A large heart-shaped arrangement of flowers dominates the stage and greets the audience as they enter the Unicorn’s Weston Theatre. For Pilot Theatre’s production of Romeo and Juliet, designed for “everyone aged 11+” the flowers are a shrine, creating a sense of vigil and tragedy. The candles surrounding the stage are reminiscent of Baz Lurhmann’s 1996 film (also playing to a younger, trendier audience). The production begins with Lady Capulet (Mary Rose) delivering the prologue, a grief-stricken mother. Characters stand around her as the stage fog begins billowing, and Juliet crawls into a large square, much like a television screen, in the upper stage. This is a modern-day setting, with actors in trendy dress: Converse, skinny jeans, zipper hoodies. Chloe Lamford’s design involves a large background screen with color washes. A raked stage leads to a raised staging area on which are wooden beams, some of them holding candles. In the center of the raised platform is a large square, outlined in blue electric light. The square serves as Juliet’s bedroom and later her funeral bier.
Given the choices by directors Marcus Romer and Katie Posner, there are three things, apparently, that make this a production designed for a youthful audience: stage fog, background score, and penis/breast jokes. To begin with the last first: Chris Lindon’s Mercutio, for instance, cannot stop thrusting his pelvis. He employs some of the vegetation as a make-shift phallus. If there is an opportunity to pelvic thrust, shake some booty, or imitate breasts, Pilot’s production takes it. Romeo and Juliet certainly contains much bawdy, but the constant repetition becomes a bit dull, though it sends titters through the pre-pubescent/pubescent audience. For all its pelvic thrusting, the production’s actual enactment of the Romeo-Juliet marriage night is tame, where the lovers briefly lie on a bed of flowers before the lights cut out and reset to the next morning. In focusing so heavily (pregnancy and sex pun!) on the sexual humor, the production loses sight of romantic connection between the lead characters.
Sandy Nuttgens’s score provides background music through the show. The music initially drowns out the opening dialogue and occasionally distracts, but it is mostly soft strings and piano. As Juliet contemplates the potion from Friar Lawrence (a Che Guevara T-shirt wearing Richard James-Neale) that will give her something “like death” the music pulses, imitating the slow beating of a heart.

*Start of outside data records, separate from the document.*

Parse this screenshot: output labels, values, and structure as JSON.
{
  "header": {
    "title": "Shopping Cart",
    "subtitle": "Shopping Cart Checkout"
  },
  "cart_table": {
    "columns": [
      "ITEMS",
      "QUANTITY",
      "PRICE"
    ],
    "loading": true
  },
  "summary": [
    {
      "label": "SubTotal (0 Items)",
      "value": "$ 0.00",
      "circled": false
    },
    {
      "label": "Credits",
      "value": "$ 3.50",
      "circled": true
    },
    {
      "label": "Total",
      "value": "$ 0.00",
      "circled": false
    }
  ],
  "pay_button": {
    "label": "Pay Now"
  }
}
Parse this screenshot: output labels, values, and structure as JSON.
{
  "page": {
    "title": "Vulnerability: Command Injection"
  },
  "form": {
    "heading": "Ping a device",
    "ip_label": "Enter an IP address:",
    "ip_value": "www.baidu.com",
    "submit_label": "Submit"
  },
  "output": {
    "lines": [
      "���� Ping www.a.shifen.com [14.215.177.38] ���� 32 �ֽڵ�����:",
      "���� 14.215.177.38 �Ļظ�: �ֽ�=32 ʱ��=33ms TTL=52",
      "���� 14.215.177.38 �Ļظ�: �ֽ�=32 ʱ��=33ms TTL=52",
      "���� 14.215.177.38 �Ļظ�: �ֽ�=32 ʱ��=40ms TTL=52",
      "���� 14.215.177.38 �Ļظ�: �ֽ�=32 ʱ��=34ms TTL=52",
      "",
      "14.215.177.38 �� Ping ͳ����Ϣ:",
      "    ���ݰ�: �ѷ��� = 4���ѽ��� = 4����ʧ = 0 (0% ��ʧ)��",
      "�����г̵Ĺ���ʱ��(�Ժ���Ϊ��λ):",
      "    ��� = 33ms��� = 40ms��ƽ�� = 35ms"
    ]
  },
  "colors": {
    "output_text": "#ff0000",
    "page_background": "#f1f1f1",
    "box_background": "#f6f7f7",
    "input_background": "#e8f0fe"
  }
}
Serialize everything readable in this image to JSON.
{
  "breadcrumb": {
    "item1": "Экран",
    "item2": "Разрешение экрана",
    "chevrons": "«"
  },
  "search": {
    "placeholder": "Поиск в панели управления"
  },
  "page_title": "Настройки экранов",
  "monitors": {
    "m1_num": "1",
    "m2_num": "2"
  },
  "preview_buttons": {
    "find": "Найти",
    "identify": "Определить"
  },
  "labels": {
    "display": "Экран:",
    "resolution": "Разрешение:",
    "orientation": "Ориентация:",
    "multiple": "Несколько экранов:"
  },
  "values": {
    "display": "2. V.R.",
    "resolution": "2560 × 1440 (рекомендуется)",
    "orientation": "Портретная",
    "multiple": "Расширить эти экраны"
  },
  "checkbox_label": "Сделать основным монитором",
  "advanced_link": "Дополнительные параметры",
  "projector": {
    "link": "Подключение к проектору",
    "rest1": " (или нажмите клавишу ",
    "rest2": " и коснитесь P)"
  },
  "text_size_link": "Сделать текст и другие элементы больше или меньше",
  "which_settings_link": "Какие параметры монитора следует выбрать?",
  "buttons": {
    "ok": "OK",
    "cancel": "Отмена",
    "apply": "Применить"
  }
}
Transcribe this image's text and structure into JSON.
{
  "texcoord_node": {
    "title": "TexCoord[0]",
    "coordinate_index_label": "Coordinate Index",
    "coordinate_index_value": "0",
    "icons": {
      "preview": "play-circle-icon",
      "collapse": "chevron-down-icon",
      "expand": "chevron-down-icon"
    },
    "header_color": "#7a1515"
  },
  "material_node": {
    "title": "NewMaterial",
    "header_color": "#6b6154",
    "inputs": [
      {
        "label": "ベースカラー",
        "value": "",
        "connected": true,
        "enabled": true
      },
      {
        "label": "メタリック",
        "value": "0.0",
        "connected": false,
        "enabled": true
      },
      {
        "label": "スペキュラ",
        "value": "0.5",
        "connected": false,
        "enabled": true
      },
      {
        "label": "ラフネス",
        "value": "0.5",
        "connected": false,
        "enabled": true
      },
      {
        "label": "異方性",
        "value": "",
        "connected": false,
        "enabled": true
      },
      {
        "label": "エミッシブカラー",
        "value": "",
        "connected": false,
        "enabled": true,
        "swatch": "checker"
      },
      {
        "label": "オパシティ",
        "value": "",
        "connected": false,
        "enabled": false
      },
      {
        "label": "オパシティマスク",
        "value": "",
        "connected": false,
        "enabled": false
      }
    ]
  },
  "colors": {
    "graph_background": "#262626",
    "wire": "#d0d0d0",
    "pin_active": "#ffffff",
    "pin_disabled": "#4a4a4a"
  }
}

As for the stage fog, it is near constant and feels like a crutch for creating atmosphere.
Rachel Spicer’s Juliet is a convincing young teenager, intoning sardonically. She, like Cleopatra, is mercurial, apt to change her mind frequently, petulant. She tosses Paris’s (Lindon, in a much more restrained doubling) flowers aside, and pays little attention to her mother. As she speaks of her love of Romeo, she gathers up an armful of flowers and cuddles them (prompting a few “Ewws” from some of the younger boys in the audience). Spicer seems most at home in the emotional fury generated in the fight with her father (William Travis). Travis does a solid job of pushing an emotionally safe production to uncomfortable territory, prompting the realization of what is at stake—and how much Juliet has to lose. Oliver Wilson’s Romeo is something of a cipher, with a touch of recitation about him. Bryn Holding is an endearing Benvolio, often the (literal) butt of Mercutio’s jokes, but he creates a sense of groundedness as this teenage dream becomes a nightmare.
The production moves swiftly, and fight director Philip D’Orleans provides two gritty slash-and-cut knife fights. There is a tendency in the cast to accompany images in the text with a direct physical movement, a way of concretely explaining the text. Mercutio’s “You are a lover; borrow Cupid’s wings, / And soar with them” becomes Lindon holding a bouquet of flowers in either hand and flapping them while prancing along the stage. A more physically explanative production appears to hold the audience’s attention—a younger audience from the ages of ten or eleven to seventeen or eighteen.
Aided by Spicer’s intelligent portrayal, Pilot’s production of Romeo and Juliet provides an engaging introduction to Shakespeare’s text. But it suffers from too often taking the way of cheap thrills over creative direction.